On the other hand, Ramadan was more than a faded memory of a distant moment in time. Buried in a cosmopolitan city that has long linked China to the seas beyond, Ramadan and his career were a product of Mongol imperial expansion and growing merchant and religious networks—the same world-shaping forces that made possible the fabled travels of Marco Polo and Ibn Battuta and made the medieval world global.

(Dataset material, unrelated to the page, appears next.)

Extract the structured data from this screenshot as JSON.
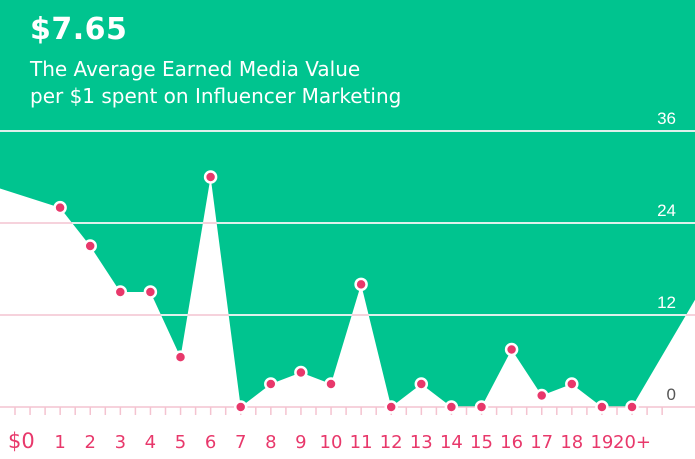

In 2021, UCLA’s Center for Medieval and Renaissance Studies was renamed the CMRS Center for Early Global Studies (CMRS-CEGS). One purpose of doing so was to recognize how our world was linked in the past, all the while pushing beyond a Eurocentric view of the Middle Ages and Renaissance toward a global perspective. As the recently appointed Associate Director of CMRS-CEGS, I look forward to supporting this new direction through programming that examines the role of interconnections in earlier periods of world history and the potential of comparative and interregional perspectives in understanding them.
In the coming year, CMRS-CEGS will host a series of seminars, workshops, and conferences on topics ranging from multilingualism and the Silk Road to the Iberian Peninsula in the global Middle Ages. Through these events, we hope to encourage transdisciplinary dialogue and expand our collective understanding of the early global past.
In early modern Korea, the focus of my own research, these interconnections in the fourteenth century led to widened intellectual and geographical horizons in the fifteenth century. They inspired King Sejong’s ambitious astronomical projects that drew on Chinese and Arabic mathematical techniques. They are also reflected in the Kangnido, a Korean world map from 1402 that, at its farthest edges, outlined the coast of Africa and marked, in Sinitic transliteration, the Arabic names of Paris, Lisbon, and Venice.
Like cartographers who created Kangnido, whose full name translates to Integrated Map of the Lands and Regions of Historical Countries and Their Capitals, I hope we, as the early global studies community, will continue to take perspectives that are respectful of regional particularities and open to global possibilities. And just as King Sejong’s astronomical projects benefitted from a synthesis of Chinese and Arabic mathematical techniques, so too can our scholarly endeavors be enriched by taking a global perspective. I hope we can count on each other’s support in this mission to reshape how we understand the past and, by extension, how we navigate our future. I also look forward to hearing how CMRS-CEGS can support your initiatives in the near future. In the meantime, I hope to see you at the many events planned for the 2023–2024 academic year.